Richard “Dick” Kruizenga ’52

Richard Kruizenga died peacefully in his sleep on Saturday August 16th. A Husband, Father, Executive and Philanthropist, Richard was born in Spring Lake, Michigan, in 1930 and died 25 miles away in Holland, Michigan, just short of his 90th birthday. But he traveled many miles in between and affected a great many people along the way.

The son of Richard and Kathryn Mulder KruizengaRichard was predeceased by his sisters, Georgia VanWeeldon and Dorothy Boelens; his wife, Margaret Feldmann Kruizenga and his son, Dwight Kruizenga. He is survived by his loving family: son, Derek and wife, Sylvia, daughter, Meg Froelich and his five Grandchildren – Danielle Kruizenga Glenn, Schuyler Kruizenga and Katrina, Annalise and Osgood Froelich.

Richard went to Spring Lake schools and graduated from Grand Haven High School. He attended Hope College from 1949 to 1952 where he excelled in Economics. At Hope, he met a sophisticated and vivacious New Yorker, Margaret Feldmann. The two were married upon graduation and embarked on a 60-year partnership that took them around the world.

Their first stop was Boston where Richard obtained a PhD in Economics from the Massachusetts Institute of Technology. He studied under Nobel Prize Winner Paul Samuelson and his dissertation “Put and Call Options: A Theoretical and Market Analysis” is still cited today.

Richard then embarked upon a 35-year corporate career with Exxon Corporation that took him and his family to New York, Houston and then overseas where he held senior positions in Exxon Japan, Australia and Malaysia. Returning to the US in 1982, he retired from Exxon as Senior Vice President of Strategic Planning in 1992.

Richard and Margaret’s Exxon experience developed their love of art, culture and travel that continued through retirement, initially splitting their time between Michigan and Texas, before finally retiring to Freedom Village in Holland in 2011.
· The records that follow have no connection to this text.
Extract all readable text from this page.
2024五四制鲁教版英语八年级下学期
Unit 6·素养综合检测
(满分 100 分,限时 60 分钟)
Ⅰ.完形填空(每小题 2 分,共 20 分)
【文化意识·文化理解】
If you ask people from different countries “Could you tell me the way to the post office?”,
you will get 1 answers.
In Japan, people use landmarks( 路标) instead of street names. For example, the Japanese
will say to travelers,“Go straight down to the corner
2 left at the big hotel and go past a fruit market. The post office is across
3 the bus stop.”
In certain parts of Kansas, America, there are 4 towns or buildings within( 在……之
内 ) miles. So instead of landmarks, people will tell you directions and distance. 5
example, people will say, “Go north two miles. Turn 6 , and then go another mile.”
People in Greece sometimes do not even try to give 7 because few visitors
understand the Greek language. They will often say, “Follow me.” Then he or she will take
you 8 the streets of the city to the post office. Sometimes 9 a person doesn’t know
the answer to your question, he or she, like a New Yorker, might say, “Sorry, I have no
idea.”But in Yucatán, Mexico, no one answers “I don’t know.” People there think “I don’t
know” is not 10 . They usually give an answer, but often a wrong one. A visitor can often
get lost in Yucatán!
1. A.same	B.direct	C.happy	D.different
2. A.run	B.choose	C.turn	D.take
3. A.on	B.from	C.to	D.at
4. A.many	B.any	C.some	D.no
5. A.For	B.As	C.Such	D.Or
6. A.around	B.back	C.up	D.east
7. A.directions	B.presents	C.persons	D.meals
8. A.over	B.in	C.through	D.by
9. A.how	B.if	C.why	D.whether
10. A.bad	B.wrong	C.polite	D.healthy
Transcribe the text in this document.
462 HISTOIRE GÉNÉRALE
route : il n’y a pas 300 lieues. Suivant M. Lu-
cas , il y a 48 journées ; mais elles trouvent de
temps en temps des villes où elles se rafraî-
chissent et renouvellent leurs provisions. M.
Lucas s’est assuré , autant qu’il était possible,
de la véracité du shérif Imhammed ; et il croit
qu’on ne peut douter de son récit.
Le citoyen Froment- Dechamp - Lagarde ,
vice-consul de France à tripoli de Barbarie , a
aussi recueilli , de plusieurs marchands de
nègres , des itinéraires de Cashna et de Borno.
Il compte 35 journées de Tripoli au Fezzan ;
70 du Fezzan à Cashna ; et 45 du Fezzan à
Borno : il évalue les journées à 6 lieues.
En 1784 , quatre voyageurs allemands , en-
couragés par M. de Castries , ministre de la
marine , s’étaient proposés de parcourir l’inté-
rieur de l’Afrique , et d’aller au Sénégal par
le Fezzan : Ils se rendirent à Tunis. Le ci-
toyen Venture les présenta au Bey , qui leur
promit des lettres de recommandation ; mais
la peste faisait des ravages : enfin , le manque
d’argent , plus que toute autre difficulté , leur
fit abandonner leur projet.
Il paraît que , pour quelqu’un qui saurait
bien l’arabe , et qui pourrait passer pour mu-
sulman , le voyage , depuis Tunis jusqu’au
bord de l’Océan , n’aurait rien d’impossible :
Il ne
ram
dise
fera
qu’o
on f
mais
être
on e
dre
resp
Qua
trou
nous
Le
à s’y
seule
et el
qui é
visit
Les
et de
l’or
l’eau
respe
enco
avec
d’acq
Forever citing his education as the source of his success, Richard’s philanthropy included serving on the Boards of MIT, Hope College and the Institute for the Study of Earth and Man at Southern Methodist University. The couple were patrons of the Dallas Symphony, the Dallas Theater Center, the Dallas Museum of Art, the Hope College Summer Theater Program, the Holland Symphony Orchestra and the Hope Academy of Senior Professionals. They established the Hope College Margaret F. Kruizenga Scholarship to support students who majored in Art. It was in 1993 that they conceived of their most ambitious project, a gift to Hope College that would eventually become The Kruizenga Art Museum.

Together with the late William “Billy” Mayer, long-time friend and Chair of the Art Department at Hope College, plans for a world class museum on the Hope College Campus became a reality. In 2013 the Groundbreaking Ceremony was held, which unfortunately also served as a Celebration of Life for Margaret who passed earlier that year. Construction completed, The Kruizenga Art Museum (KAM) opened in 2015. Under the direction of Charles Mason, the Museum’s Curator, KAM is home to a rotating permanent collection exhibit and continues to stage premiere exhibitions drawing from the Museum’s wide collection of art from around the world. Currently, the Museum exhibit is “Black Lives Matter, Black Culture Matters,” demonstrating the important place the Museum plays in promoting multiculturalism on campus.

Richard had a lifelong love of golf, played on the Hope College Golf Team and was particularly delighted to have made two hole-in-ones at Spring Lake Country Club – both on the same hole a mere forty years apart.